The difference here being, measuring 'c' locally relative measuring 'light' between 'frames of reference', using 'any local clock' in fact, and it doesn't matter which 'frame of references' clock you use there, you still will find time, and so 'c', to differ between the two frames of reference.
But a 'frame of reference' can be directly related to 'c' using clocks, as I see it. Then represented by the smallest 'propagation of light' we make sense of, which is one Planck length in one Plank time. Also perfectly possible to define as different 'gravitational potentials' relative the observer (measuring). As in the latest NIST experiments with clocks on Earth.
And as your local 'frame of reference' can't be 'stretched out' covering both frames of reference simultaneously, the correct way to define 'c' should be locally, and doing so you will find it to be a 'constant'.

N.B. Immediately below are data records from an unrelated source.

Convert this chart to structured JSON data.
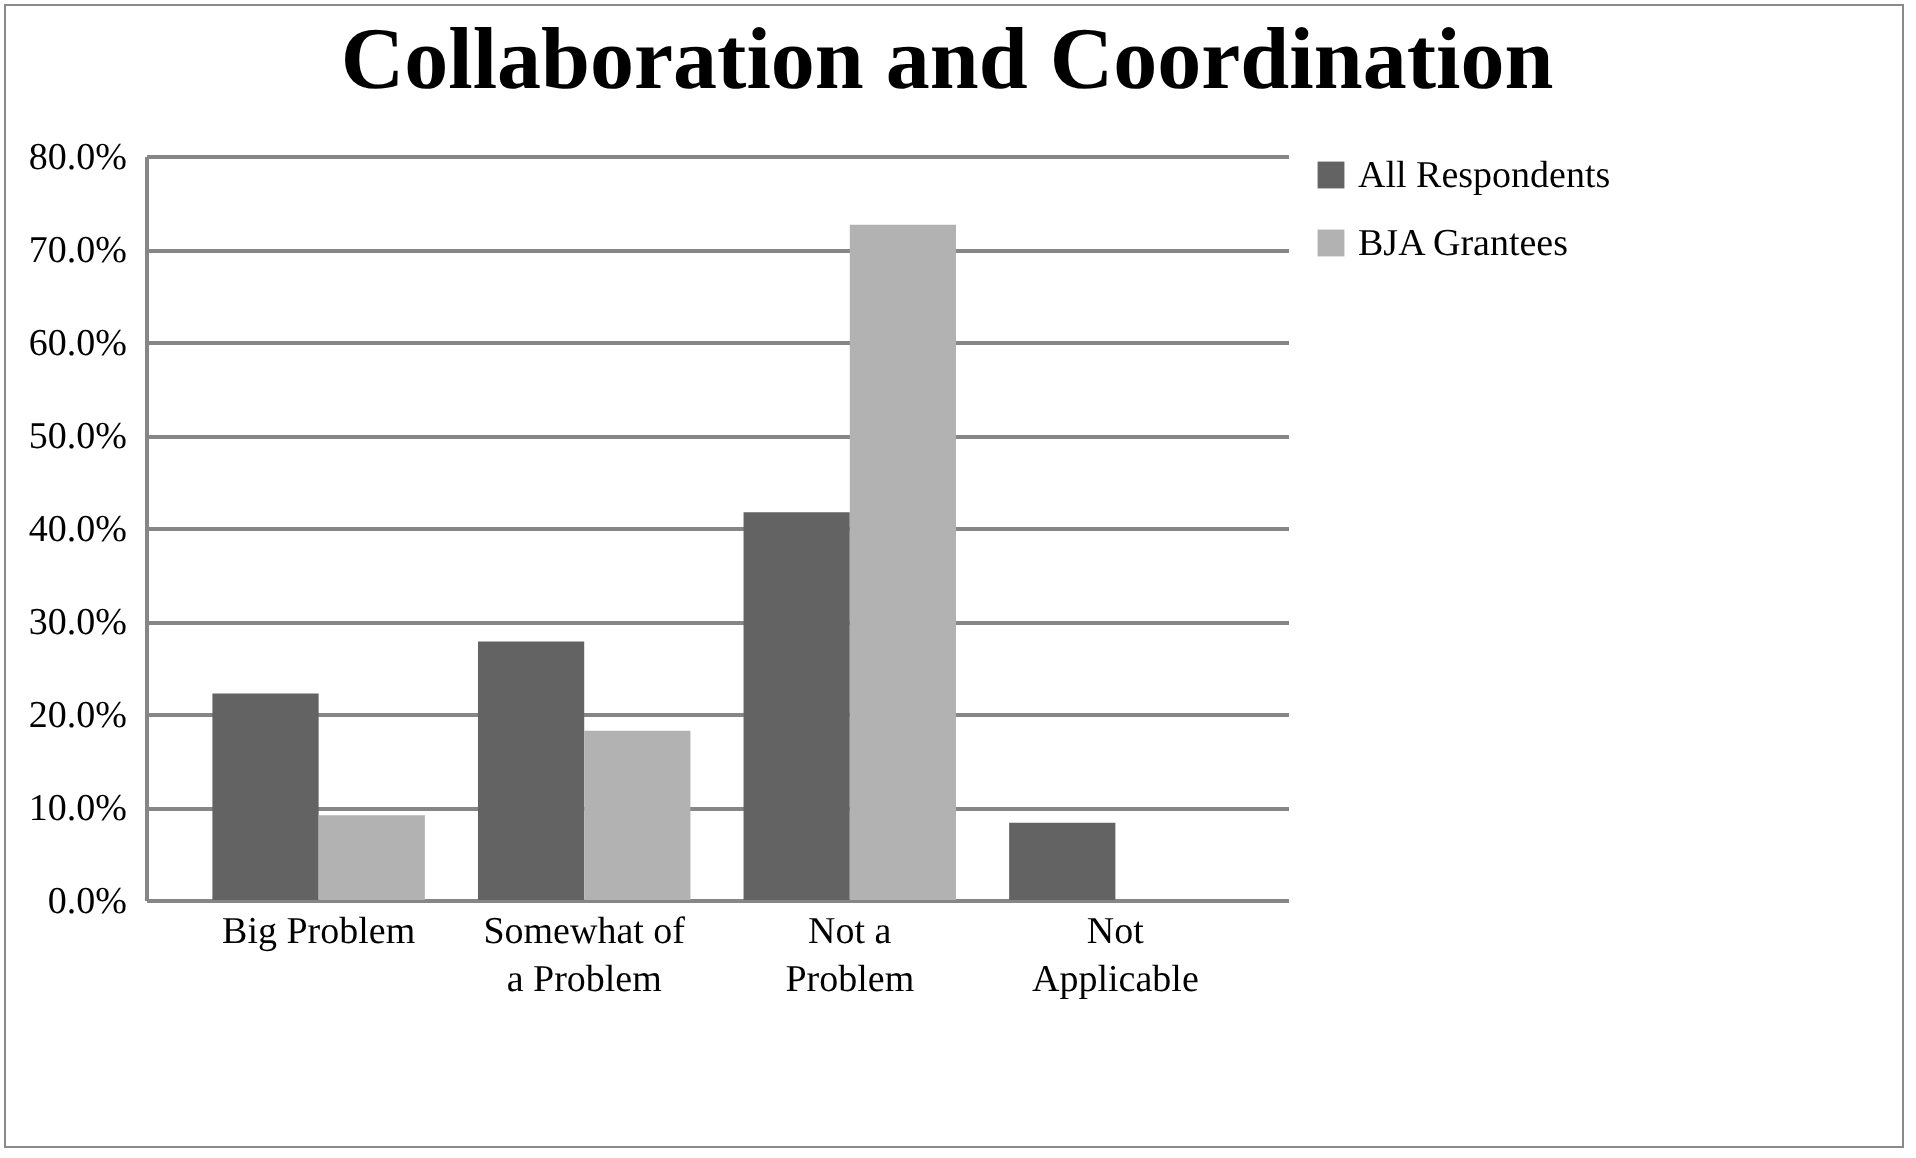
{
  "chart_data": {
    "type": "bar",
    "title": "Collaboration and Coordination",
    "categories": [
      "Big Problem",
      "Somewhat of a Problem",
      "Not a Problem",
      "Not Applicable"
    ],
    "series": [
      {
        "name": "All Respondents",
        "color": "#636363",
        "values": [
          22.2,
          27.8,
          41.7,
          8.3
        ]
      },
      {
        "name": "BJA Grantees",
        "color": "#b2b2b2",
        "values": [
          9.1,
          18.2,
          72.6,
          0
        ]
      }
    ],
    "ylim": [
      0,
      80
    ],
    "yticks": [
      {
        "value": 0,
        "label": "0.0%"
      },
      {
        "value": 10,
        "label": "10.0%"
      },
      {
        "value": 20,
        "label": "20.0%"
      },
      {
        "value": 30,
        "label": "30.0%"
      },
      {
        "value": 40,
        "label": "40.0%"
      },
      {
        "value": 50,
        "label": "50.0%"
      },
      {
        "value": 60,
        "label": "60.0%"
      },
      {
        "value": 70,
        "label": "70.0%"
      },
      {
        "value": 80,
        "label": "80.0%"
      }
    ],
    "grid": "y",
    "legend": "right"
  }
}
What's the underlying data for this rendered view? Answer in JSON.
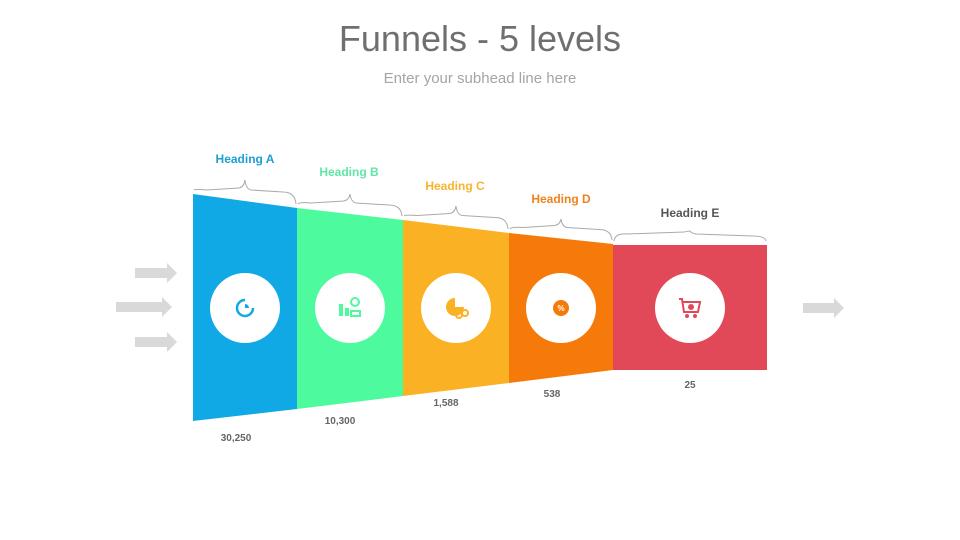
{
  "title": "Funnels - 5 levels",
  "subtitle": "Enter your subhead line here",
  "stages": [
    {
      "heading": "Heading A",
      "value": "30,250",
      "color": "#10a9e6",
      "heading_color": "#1e9fd4",
      "icon": "pie-chart-refresh-icon"
    },
    {
      "heading": "Heading B",
      "value": "10,300",
      "color": "#4dfa9e",
      "heading_color": "#5fe6a8",
      "icon": "bar-chart-search-icon"
    },
    {
      "heading": "Heading C",
      "value": "1,588",
      "color": "#fab224",
      "heading_color": "#f5b52e",
      "icon": "pie-chart-gears-icon"
    },
    {
      "heading": "Heading D",
      "value": "538",
      "color": "#f67a09",
      "heading_color": "#f0821a",
      "icon": "percent-badge-icon"
    },
    {
      "heading": "Heading E",
      "value": "25",
      "color": "#e14858",
      "heading_color": "#555555",
      "icon": "shopping-cart-icon"
    }
  ],
  "arrow_color": "#d9d9d9"
}
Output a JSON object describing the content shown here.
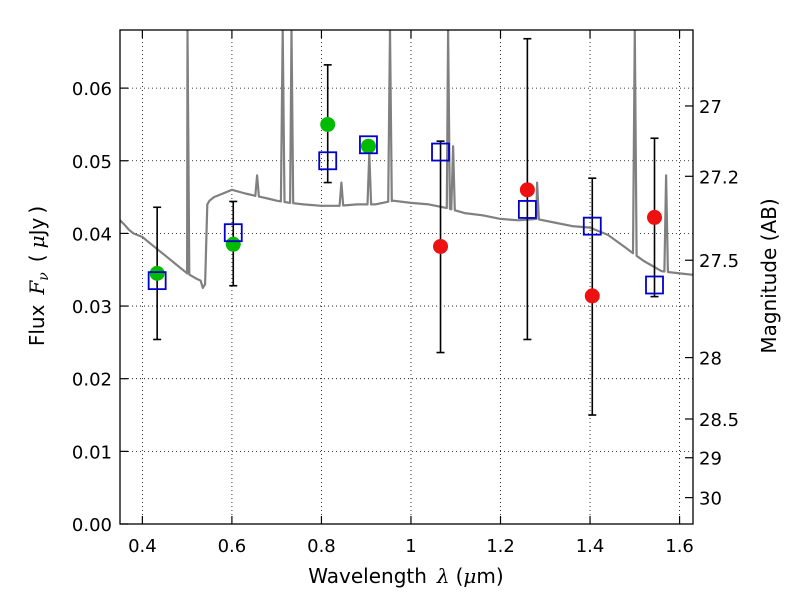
{
  "chart_data": {
    "type": "scatter",
    "title": "",
    "xlabel": "Wavelength",
    "xlabel_symbol": "λ",
    "xlabel_unit_open": "(",
    "xlabel_unit_mu": "μ",
    "xlabel_unit_rest": "m)",
    "ylabel": "Flux",
    "ylabel_symbol": "F",
    "ylabel_sub": "ν",
    "ylabel_unit_open": "(",
    "ylabel_unit_mu": "μ",
    "ylabel_unit_rest": "Jy",
    "ylabel_unit_close": ")",
    "y2label": "Magnitude (AB)",
    "xlim": [
      0.35,
      1.63
    ],
    "ylim": [
      0.0,
      0.068
    ],
    "grid": true,
    "grid_style": "dotted",
    "x_ticks": [
      0.4,
      0.6,
      0.8,
      1.0,
      1.2,
      1.4,
      1.6
    ],
    "x_tick_labels": [
      "0.4",
      "0.6",
      "0.8",
      "1",
      "1.2",
      "1.4",
      "1.6"
    ],
    "y_ticks": [
      0.0,
      0.01,
      0.02,
      0.03,
      0.04,
      0.05,
      0.06
    ],
    "y_tick_labels": [
      "0.00",
      "0.01",
      "0.02",
      "0.03",
      "0.04",
      "0.05",
      "0.06"
    ],
    "y2_ticks": [
      {
        "label": "27",
        "mag": 27.0
      },
      {
        "label": "27.2",
        "mag": 27.2
      },
      {
        "label": "27.5",
        "mag": 27.5
      },
      {
        "label": "28",
        "mag": 28.0
      },
      {
        "label": "28.5",
        "mag": 28.5
      },
      {
        "label": "29",
        "mag": 29.0
      },
      {
        "label": "30",
        "mag": 30.0
      }
    ],
    "colors": {
      "spectrum": "#808080",
      "model_box": "#0000cc",
      "detection": "#00bb00",
      "nondetection": "#ee1111",
      "errorbar": "#000000"
    },
    "series": [
      {
        "kind": "model-photometry",
        "x": [
          0.433,
          0.603,
          0.814,
          0.905,
          1.066,
          1.26,
          1.405,
          1.544
        ],
        "y": [
          0.0335,
          0.0401,
          0.05,
          0.0522,
          0.0512,
          0.0433,
          0.041,
          0.0329
        ]
      },
      {
        "kind": "observed-detections",
        "x": [
          0.433,
          0.603,
          0.814,
          0.905
        ],
        "y": [
          0.0345,
          0.0385,
          0.055,
          0.052
        ]
      },
      {
        "kind": "observed-nondetections",
        "x": [
          1.066,
          1.26,
          1.405,
          1.544
        ],
        "y": [
          0.0382,
          0.046,
          0.0314,
          0.0422
        ]
      }
    ],
    "errorbars": [
      {
        "x": 0.433,
        "low": 0.0254,
        "high": 0.0436
      },
      {
        "x": 0.603,
        "low": 0.0328,
        "high": 0.0444
      },
      {
        "x": 0.814,
        "low": 0.047,
        "high": 0.0632
      },
      {
        "x": 1.066,
        "low": 0.0236,
        "high": 0.0527
      },
      {
        "x": 1.26,
        "low": 0.0254,
        "high": 0.0668
      },
      {
        "x": 1.405,
        "low": 0.015,
        "high": 0.0476
      },
      {
        "x": 1.544,
        "low": 0.0313,
        "high": 0.0531
      }
    ],
    "spectrum": {
      "x": [
        0.35,
        0.36,
        0.37,
        0.38,
        0.4,
        0.42,
        0.45,
        0.48,
        0.5,
        0.52,
        0.53,
        0.535,
        0.54,
        0.545,
        0.55,
        0.56,
        0.58,
        0.6,
        0.63,
        0.65,
        0.68,
        0.7,
        0.73,
        0.76,
        0.8,
        0.84,
        0.88,
        0.92,
        0.96,
        1.0,
        1.04,
        1.08,
        1.12,
        1.16,
        1.2,
        1.24,
        1.28,
        1.32,
        1.36,
        1.4,
        1.44,
        1.48,
        1.52,
        1.56,
        1.6,
        1.63
      ],
      "y": [
        0.0418,
        0.0412,
        0.0405,
        0.04,
        0.0395,
        0.0385,
        0.037,
        0.0355,
        0.0345,
        0.0338,
        0.0335,
        0.0325,
        0.033,
        0.044,
        0.0445,
        0.045,
        0.0455,
        0.046,
        0.0455,
        0.0452,
        0.0448,
        0.0445,
        0.0442,
        0.044,
        0.0438,
        0.0438,
        0.044,
        0.044,
        0.0445,
        0.0442,
        0.044,
        0.0435,
        0.0428,
        0.0425,
        0.042,
        0.0418,
        0.042,
        0.0415,
        0.041,
        0.0408,
        0.0398,
        0.038,
        0.0362,
        0.0348,
        0.0345,
        0.0343
      ]
    },
    "emission_lines": [
      {
        "x": 0.5007,
        "peak": 0.068
      },
      {
        "x": 0.6563,
        "peak": 0.048
      },
      {
        "x": 0.7135,
        "peak": 0.068
      },
      {
        "x": 0.733,
        "peak": 0.068
      },
      {
        "x": 0.8446,
        "peak": 0.047
      },
      {
        "x": 0.9069,
        "peak": 0.051
      },
      {
        "x": 0.9531,
        "peak": 0.068
      },
      {
        "x": 1.083,
        "peak": 0.068
      },
      {
        "x": 1.094,
        "peak": 0.052
      },
      {
        "x": 1.2818,
        "peak": 0.047
      },
      {
        "x": 1.5,
        "peak": 0.068
      },
      {
        "x": 1.57,
        "peak": 0.048
      }
    ]
  }
}
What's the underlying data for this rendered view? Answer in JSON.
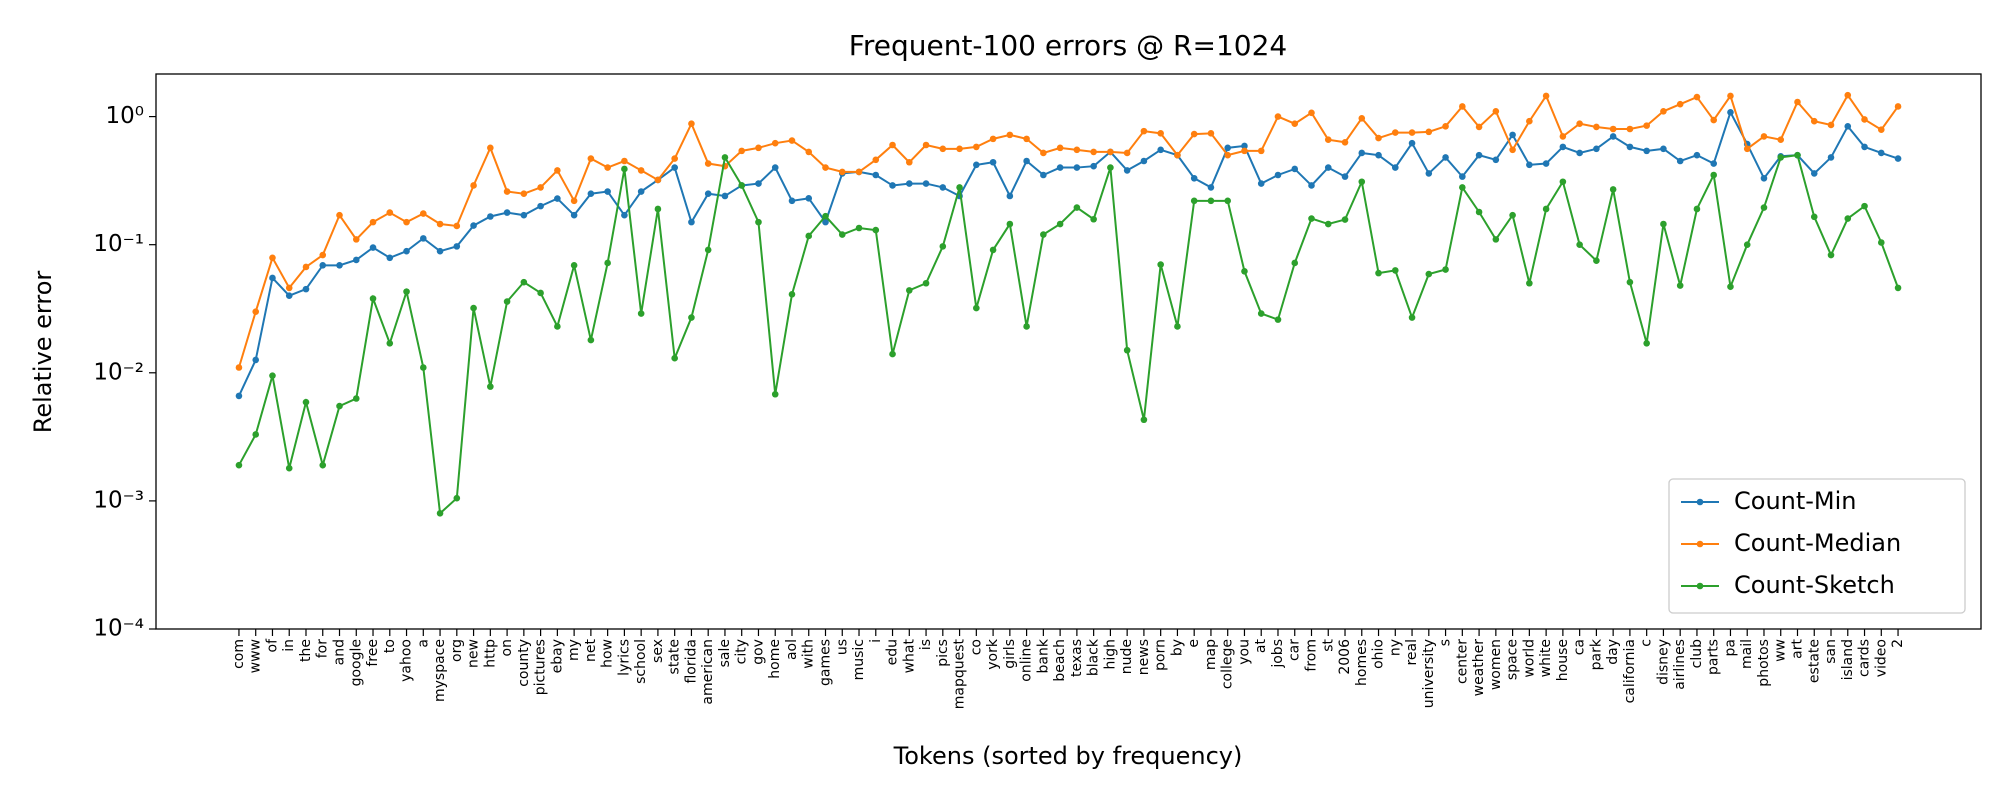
{
  "chart_data": {
    "type": "line",
    "title": "Frequent-100 errors @ R=1024",
    "xlabel": "Tokens (sorted by frequency)",
    "ylabel": "Relative error",
    "yscale": "log",
    "legend": "lower right",
    "categories": [
      "com",
      "www",
      "of",
      "in",
      "the",
      "for",
      "and",
      "google",
      "free",
      "to",
      "yahoo",
      "a",
      "myspace",
      "org",
      "new",
      "http",
      "on",
      "county",
      "pictures",
      "ebay",
      "my",
      "net",
      "how",
      "lyrics",
      "school",
      "sex",
      "state",
      "florida",
      "american",
      "sale",
      "city",
      "gov",
      "home",
      "aol",
      "with",
      "games",
      "us",
      "music",
      "i",
      "edu",
      "what",
      "is",
      "pics",
      "mapquest",
      "co",
      "york",
      "girls",
      "online",
      "bank",
      "beach",
      "texas",
      "black",
      "high",
      "nude",
      "news",
      "porn",
      "by",
      "e",
      "map",
      "college",
      "you",
      "at",
      "jobs",
      "car",
      "from",
      "st",
      "2006",
      "homes",
      "ohio",
      "ny",
      "real",
      "university",
      "s",
      "center",
      "weather",
      "women",
      "space",
      "world",
      "white",
      "house",
      "ca",
      "park",
      "day",
      "california",
      "c",
      "disney",
      "airlines",
      "club",
      "parts",
      "pa",
      "mail",
      "photos",
      "ww",
      "art",
      "estate",
      "san",
      "island",
      "cards",
      "video",
      "2"
    ],
    "series": [
      {
        "name": "Count-Min",
        "color": "#1f77b4",
        "values": [
          0.0066,
          0.0126,
          0.055,
          0.04,
          0.045,
          0.069,
          0.069,
          0.076,
          0.095,
          0.079,
          0.089,
          0.112,
          0.089,
          0.097,
          0.141,
          0.166,
          0.178,
          0.17,
          0.2,
          0.229,
          0.17,
          0.25,
          0.26,
          0.17,
          0.26,
          0.32,
          0.4,
          0.15,
          0.25,
          0.24,
          0.29,
          0.3,
          0.4,
          0.22,
          0.23,
          0.15,
          0.36,
          0.37,
          0.35,
          0.29,
          0.3,
          0.3,
          0.28,
          0.24,
          0.42,
          0.44,
          0.24,
          0.45,
          0.35,
          0.4,
          0.4,
          0.41,
          0.53,
          0.38,
          0.45,
          0.55,
          0.5,
          0.33,
          0.28,
          0.57,
          0.59,
          0.3,
          0.35,
          0.39,
          0.29,
          0.4,
          0.34,
          0.52,
          0.5,
          0.4,
          0.62,
          0.36,
          0.48,
          0.34,
          0.5,
          0.46,
          0.72,
          0.42,
          0.43,
          0.58,
          0.52,
          0.56,
          0.7,
          0.58,
          0.54,
          0.56,
          0.45,
          0.5,
          0.43,
          1.08,
          0.61,
          0.33,
          0.49,
          0.5,
          0.36,
          0.48,
          0.84,
          0.58,
          0.52,
          0.47
        ]
      },
      {
        "name": "Count-Median",
        "color": "#ff7f0e",
        "values": [
          0.011,
          0.03,
          0.079,
          0.046,
          0.067,
          0.083,
          0.17,
          0.11,
          0.15,
          0.178,
          0.15,
          0.175,
          0.145,
          0.14,
          0.29,
          0.57,
          0.26,
          0.25,
          0.28,
          0.38,
          0.22,
          0.47,
          0.4,
          0.45,
          0.38,
          0.32,
          0.47,
          0.88,
          0.43,
          0.41,
          0.54,
          0.57,
          0.62,
          0.65,
          0.53,
          0.4,
          0.37,
          0.37,
          0.46,
          0.6,
          0.44,
          0.6,
          0.56,
          0.56,
          0.58,
          0.67,
          0.72,
          0.67,
          0.52,
          0.57,
          0.55,
          0.53,
          0.53,
          0.52,
          0.77,
          0.74,
          0.5,
          0.73,
          0.74,
          0.5,
          0.54,
          0.54,
          1.0,
          0.88,
          1.07,
          0.66,
          0.63,
          0.97,
          0.68,
          0.75,
          0.75,
          0.76,
          0.84,
          1.2,
          0.83,
          1.1,
          0.55,
          0.92,
          1.45,
          0.7,
          0.88,
          0.83,
          0.8,
          0.8,
          0.85,
          1.1,
          1.25,
          1.42,
          0.94,
          1.45,
          0.56,
          0.7,
          0.66,
          1.3,
          0.92,
          0.86,
          1.47,
          0.95,
          0.79,
          1.2
        ]
      },
      {
        "name": "Count-Sketch",
        "color": "#2ca02c",
        "values": [
          0.0019,
          0.0033,
          0.0095,
          0.0018,
          0.0059,
          0.0019,
          0.0055,
          0.0063,
          0.038,
          0.017,
          0.043,
          0.011,
          0.0008,
          0.00105,
          0.032,
          0.0078,
          0.036,
          0.051,
          0.042,
          0.023,
          0.069,
          0.018,
          0.072,
          0.39,
          0.029,
          0.19,
          0.013,
          0.027,
          0.091,
          0.48,
          0.29,
          0.15,
          0.0068,
          0.041,
          0.117,
          0.167,
          0.12,
          0.135,
          0.13,
          0.014,
          0.044,
          0.05,
          0.097,
          0.28,
          0.032,
          0.091,
          0.145,
          0.023,
          0.12,
          0.145,
          0.195,
          0.158,
          0.4,
          0.015,
          0.0043,
          0.07,
          0.023,
          0.22,
          0.22,
          0.22,
          0.062,
          0.029,
          0.026,
          0.072,
          0.16,
          0.145,
          0.157,
          0.31,
          0.06,
          0.063,
          0.027,
          0.059,
          0.064,
          0.28,
          0.18,
          0.11,
          0.17,
          0.05,
          0.19,
          0.31,
          0.1,
          0.075,
          0.27,
          0.051,
          0.017,
          0.145,
          0.048,
          0.19,
          0.35,
          0.047,
          0.1,
          0.195,
          0.48,
          0.5,
          0.165,
          0.083,
          0.16,
          0.2,
          0.104,
          0.046
        ]
      }
    ],
    "ylim": [
      0.0001,
      2.15
    ],
    "yticks": [
      {
        "value": 0.0001,
        "label": "10⁻⁴"
      },
      {
        "value": 0.001,
        "label": "10⁻³"
      },
      {
        "value": 0.01,
        "label": "10⁻²"
      },
      {
        "value": 0.1,
        "label": "10⁻¹"
      },
      {
        "value": 1,
        "label": "10⁰"
      }
    ]
  }
}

The refractive index of Space, as in a 'perfect vacuum', should unerringly be 'one' (c/c equals 1), as far as I know? When gravity distorts 'light paths' it doesn't change this index, it just bends lights 'path of propagation'. But if you're treating 'gravity' as a perturbation, with the speed of light varying as a function of the Space(s) 'density'. Then you can, ignoring 'gravity' as warping/distorting the vacuum, also assuming all light-paths to be Euclidean straight paths, indeed find light to be of varying 'speeds'.
The index of refraction of a material, as propagating inside glass, is the proportionality between 'c' and the speed of light inside that glass. Using space as our 'refractive medium' we now, not only define a aether instead of a classical space. We also redefine 'c' as a variable 'speed' questioning it as a constant. Therefore also invalidating that 'index of refraction' we used as a measurement.
Hope this made sense :)